Nu Genea, il report da Locus Festival, Locorotondo
Pienone delle grandi occasioni per i Nu Genea a Locorotondo (BA) per il Locus Festival lo scorso 14 agosto
Da Rio a Napoli passando in Valle d’Itria.
Una sequenza di luoghi, una scia di suoni, suggestioni, profumi; immaginario tascabile che si espande al crocevia tra jazz, funk, disco e world.

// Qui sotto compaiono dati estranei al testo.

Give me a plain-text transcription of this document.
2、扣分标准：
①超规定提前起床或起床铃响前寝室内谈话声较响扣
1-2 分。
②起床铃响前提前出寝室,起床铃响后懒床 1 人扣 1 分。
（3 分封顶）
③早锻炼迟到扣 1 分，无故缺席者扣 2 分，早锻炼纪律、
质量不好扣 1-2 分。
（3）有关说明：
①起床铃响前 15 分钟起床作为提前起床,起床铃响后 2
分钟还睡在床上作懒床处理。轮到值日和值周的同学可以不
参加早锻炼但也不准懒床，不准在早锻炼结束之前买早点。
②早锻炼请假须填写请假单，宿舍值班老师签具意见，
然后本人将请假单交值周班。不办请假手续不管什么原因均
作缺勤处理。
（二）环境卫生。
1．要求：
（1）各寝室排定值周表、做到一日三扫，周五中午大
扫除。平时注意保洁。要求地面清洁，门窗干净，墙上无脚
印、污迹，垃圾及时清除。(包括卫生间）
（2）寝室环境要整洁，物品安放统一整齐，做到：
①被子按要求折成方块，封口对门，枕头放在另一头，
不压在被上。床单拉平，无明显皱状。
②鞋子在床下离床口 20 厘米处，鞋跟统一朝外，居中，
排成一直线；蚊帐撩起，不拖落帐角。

L’affollata serata preferragostana del 14 agosto è stata utile non solo per capire la storia e la qualità del Locus Festival, giunto alla XVIII Edizione, ma anche per inquadrare in modo esauriente il fenomeno Nu Genea. Alle orecchie dei più attenti, già dai tempi della partnership afrobeat con Tony Allen e in modo marcato con l’exploit di Nuova Napoli, i riferimenti dei due dj erano inquadrati: da Fela Kuti al Naples Power, dalla house colta – residuo diurno delle nottate trascorse in area clubbing – agli Azymuth. Vedere la celebre formazione carioca in apertura di un loro concerto ha fatto un certo effetto: senza il gruppo fondato da José Roberto Bertrami, tutta la suadente carica funk dei Nu Genea sarebbe stata diversa – e, ricordiamolo, sarebbe stata diversa anche quella dei protagonisti della remix-era che si ritrovarono a giocare con i loro vinili anni ’70.

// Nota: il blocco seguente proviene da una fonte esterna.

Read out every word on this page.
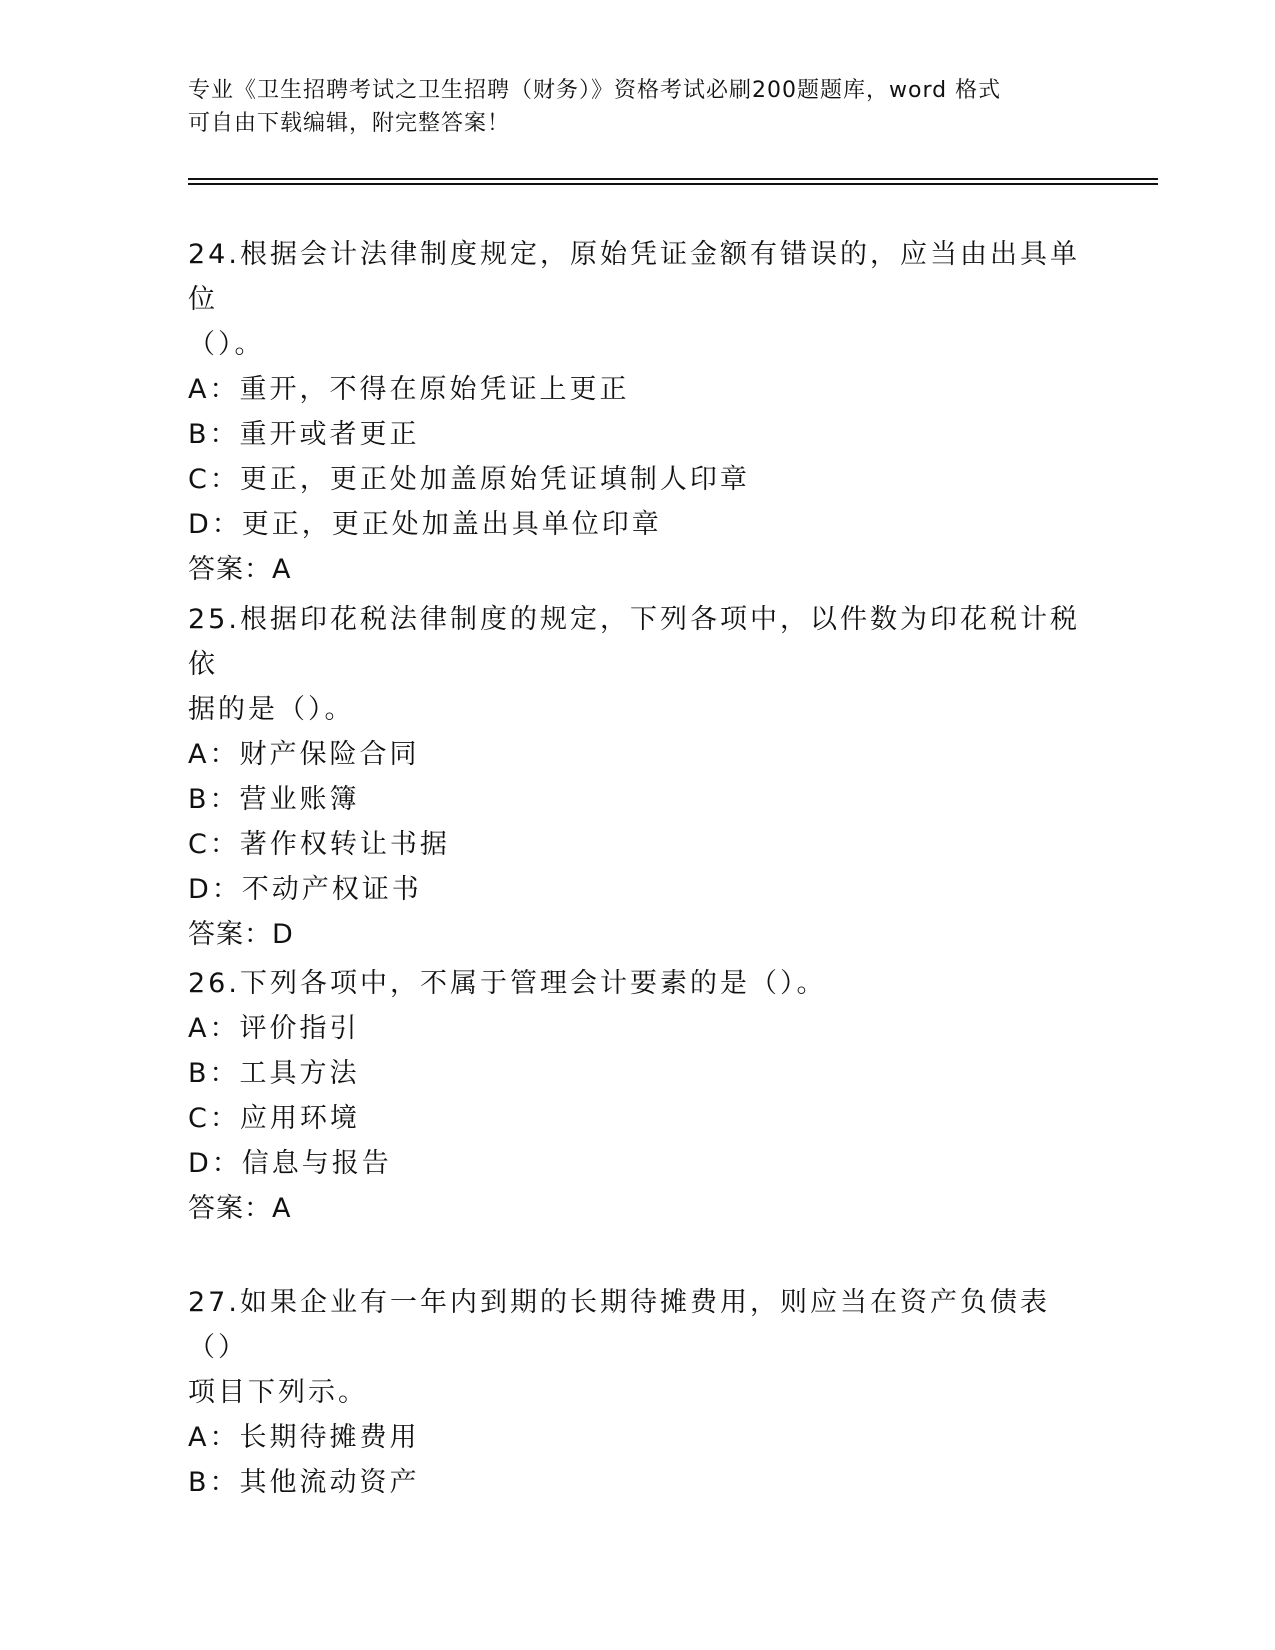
专业《卫生招聘考试之卫生招聘（财务）》资格考试必刷200题题库，word 格式
可自由下载编辑，附完整答案！

24.根据会计法律制度规定，原始凭证金额有错误的，应当由出具单位

（）。

A：重开，不得在原始凭证上更正

B：重开或者更正

C：更正，更正处加盖原始凭证填制人印章

D：更正，更正处加盖出具单位印章

答案：A

25.根据印花税法律制度的规定，下列各项中，以件数为印花税计税依

据的是（）。

A：财产保险合同

B：营业账簿

C：著作权转让书据

D：不动产权证书

答案：D

26.下列各项中，不属于管理会计要素的是（）。

A：评价指引

B：工具方法

C：应用环境

D：信息与报告

答案：A

27.如果企业有一年内到期的长期待摊费用，则应当在资产负债表（）

项目下列示。

A：长期待摊费用

B：其他流动资产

È significativo il fatto che la serata sia stata ideata sotto l’egida “Invite”: Aquilino e Di Lena hanno individuato gli Azymuth come opening band e Quantic Dj per la chiusura, all’insegna di uno scontro benefico tra musiche e culture, col sorriso e la ricerca. Da questo punto di vista Locus si è rivelato la sede ideale per un dialogo tra vecchie e nuove generazioni in un contesto che sin dagli inizi ha favorito questa connessione: è il festival che ha ospitato sia Gil Scott-Heron che David Byrne, sia Battiato che Robert Glasper o Nils Frahm. Tra i trulli secolari, musiche nel tempo e fuori dal tempo.

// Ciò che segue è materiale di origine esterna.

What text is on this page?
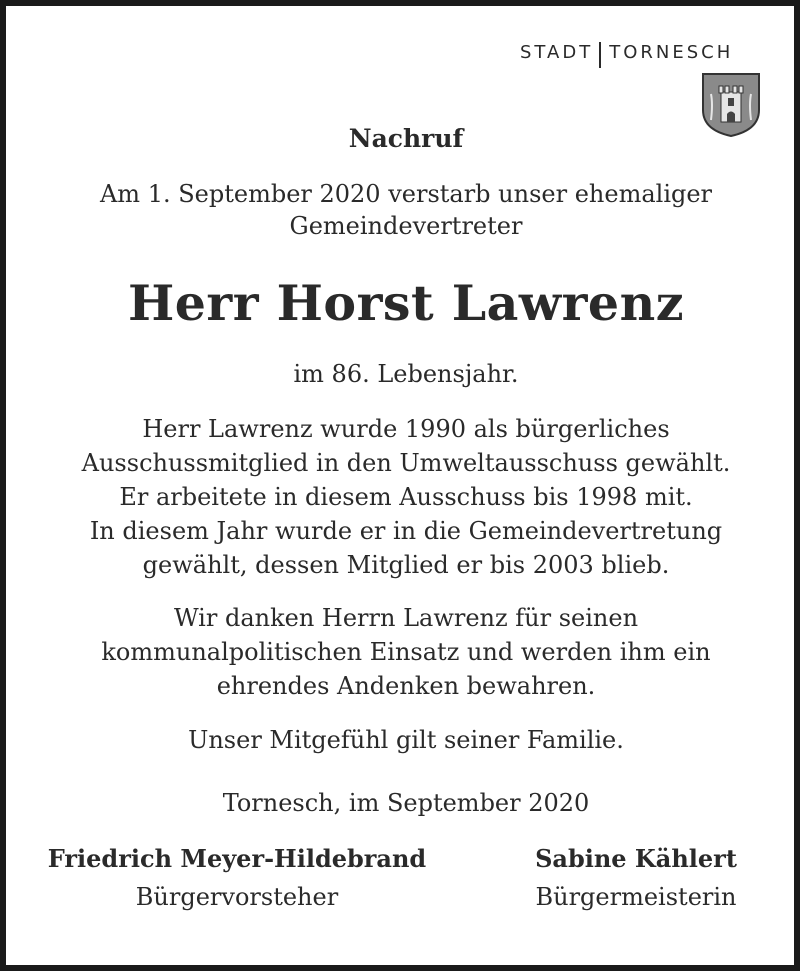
STADT TORNESCH
Nachruf
Am 1. September 2020 verstarb unser ehemaliger
Gemeindevertreter
Herr Horst Lawrenz
im 86. Lebensjahr.
Herr Lawrenz wurde 1990 als bürgerliches
Ausschussmitglied in den Umweltausschuss gewählt.
Er arbeitete in diesem Ausschuss bis 1998 mit.
In diesem Jahr wurde er in die Gemeindevertretung
gewählt, dessen Mitglied er bis 2003 blieb.
Wir danken Herrn Lawrenz für seinen
kommunalpolitischen Einsatz und werden ihm ein
ehrendes Andenken bewahren.
Unser Mitgefühl gilt seiner Familie.
Tornesch, im September 2020
Friedrich Meyer-Hildebrand
Bürgervorsteher
Sabine Kählert
Bürgermeisterin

Dopo il brillante set dei brasiliani, con i gloriosi Ivan Conti e Alex Malheiros quali unici membri storici, 4500 paganti hanno accolto con entusiasmo i Nu Genea, che hanno risposto nel modo migliore: con un concerto festoso, vivace, dinamico nella scaletta ma anche studiato nell’esecuzione, con una napoletanità esplicita ma mai retorica. Vecchi e nuovi classici tratti da Nuova Napoli e Bar Mediterraneo come Je Vulesse e Tienaté, la popolare Marechià, Fabiana Martone irresistibile nel ruolo di frontwoman istrionica. E per i cultori, Nuova Napoli diventa il momento prezioso di scambi strumentali. Chi segue le vicende sonore di Napoli degli ultimi anni ricorderà la statura degli Slivovitz, possente sestetto rock-jazz che ha portato nei Nu Genea un contributo di musicalità generoso: merito di Marcello Giannini e Pietro Santangelo, il primo chitarrista determinante anche se poco appariscente, il secondo trascinante in prima linea tra sax, flauto e presenza. L’identità del gruppo si manifesta anche attraverso queste componenti.
La frequentazione dei Nu Genea ai festival internazionali ha affinato moltissimo la loro tenuta e ha contribuito a rafforzare la personalità, tanto da poterli immaginare come una sorta di sana e seria risposta ai Maneskin: è possibile che una formazione italiana calchi palchi prestigiosi di mezzo mondo senza dover investire in mossette, tettine, tatuaggini e vestitini. La chiave è nella musica, o meglio: nel suonare.